Study

Population trends of griffon vulture Gyps fulvus on the western slope of the Spanish Pyrenees in relation to conservation measures in northern Spain

  • Published source details Donázar J.A. & Fernández C. (1990) Population trends of the griffon vulture Gyps fulvus in Northern Spain between 1969 and 1989 in relation to conservation measures. Biological Conservation, 53, 83-91

Actions

This study is summarised as evidence for the following.

Action Category

Legally protect habitats

Action Link
Bird Conservation

Provide supplementary food for vultures to increase adult survival

Action Link
Bird Conservation

Restrict certain pesticides or other agricultural chemicals for birds

Action Link
Bird Conservation

Use legislative regulation to protect wild populations

Action Link
Bird Conservation
  1. Legally protect habitats

    A before-and-after study in the western Pyrenees, Spain (Donázar & Fernández 1990), found that the population of griffon vultures Gyps fulvus increased from 282 pairs (in 23 colonies) in 1969-75 to 1,097 pairs (46 colonies) in 1989 following the initiation of multiple conservation interventions including the creation of reserves at nine breeding colonies (one in 1976, eight in 1987). This study is also discussed in more detail in ‘Use legislative regulation to protect wild populations’, ‘Restrict certain pesticides or other agricultural chemicals’ and ‘Provide supplementary food to increase adult survival’.
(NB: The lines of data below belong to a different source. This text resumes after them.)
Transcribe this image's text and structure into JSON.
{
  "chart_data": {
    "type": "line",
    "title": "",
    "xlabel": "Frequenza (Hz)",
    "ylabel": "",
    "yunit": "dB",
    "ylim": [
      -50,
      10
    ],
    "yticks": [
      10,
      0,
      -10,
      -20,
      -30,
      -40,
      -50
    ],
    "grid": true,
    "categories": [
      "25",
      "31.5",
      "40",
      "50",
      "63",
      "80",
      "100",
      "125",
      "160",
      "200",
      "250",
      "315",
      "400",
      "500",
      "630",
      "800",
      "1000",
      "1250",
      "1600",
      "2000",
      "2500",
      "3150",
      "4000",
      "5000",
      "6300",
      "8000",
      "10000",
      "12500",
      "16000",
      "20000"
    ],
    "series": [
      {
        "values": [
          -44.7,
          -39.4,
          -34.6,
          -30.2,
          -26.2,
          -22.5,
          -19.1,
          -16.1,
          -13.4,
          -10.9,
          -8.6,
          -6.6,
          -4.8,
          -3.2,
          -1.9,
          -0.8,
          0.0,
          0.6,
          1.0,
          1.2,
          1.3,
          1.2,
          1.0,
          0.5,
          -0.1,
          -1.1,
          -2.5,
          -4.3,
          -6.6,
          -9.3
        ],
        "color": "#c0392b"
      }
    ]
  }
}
  2. Provide supplementary food for vultures to increase adult survival

    A before-and-after between 1969 and 1989 in the western Pyrenees, Spain (Donazar & Fernandez 1990), found that the population of griffon vultures Gyps fulvus increased from 282 pairs (in 23 colonies) in 1969-75 to 1,097 pairs (46 colonies) in 1989 following the initiation of multiple conservation interventions including the installation of feeding stations between 1969 and 1979. However, the authors note that only two of six feeding stations were used by vultures and food was never apparently a limiting factor for the population in the study area. This study is also discussed in ‘Habitat protection’, ‘Restrict certain pesticides or other agricultural chemicals’ and ‘Use legislative regulation to protect wild populations’.

     

  3. Restrict certain pesticides or other agricultural chemicals for birds

    A before-and-after between 1969 and 1989 in the western Pyrenees, Spain (Donazar & Frenandez 1990), found that the population of griffon vultures Gyps fulvus increased from 282 pairs (in 23 colonies) in 1969-75 to 1,097 pairs (46 colonies) in 1989 following the initiation of multiple conservation interventions including the banning of strychnine, a major cause of vulture mortality, in 1984. Additional surveys in 1979 and 1984 found 364 pairs (in 26 colonies), 589 pairs (32 colonies) respectively. This study is also discussed in ‘Habitat protection’, ‘Use legislative regulation to protect wild populations’ and ‘Provide supplementary food to increase adult survival’.

     

  4. Use legislative regulation to protect wild populations

    A before-and-after study in the western Pyrenees, Spain (Donazar & Fernandez 1990), found that the population of griffon vultures Gyps fulvus increased from 282 pairs (in 23 colonies) in 1969-75 to 1,097 pairs (46 colonies) in 1989 following the initiation of multiple conservation interventions including: legal protection (in 1973); the creation of a reserve at nine breeding colonies (one in 1976, eight in 1987); the banning of strychnine (in 1984); and the installation of feeding stations between 1969 and 1979. Surveys in 1979 and 1984 found 364 pairs (in 26 colonies), and 589 pairs (32 colonies) respectively. This study is also discussed in ‘Habitat protection’, ‘Restrict certain pesticides or other agricultural chemicals’ and ‘Provide supplementary food to increase adult survival’.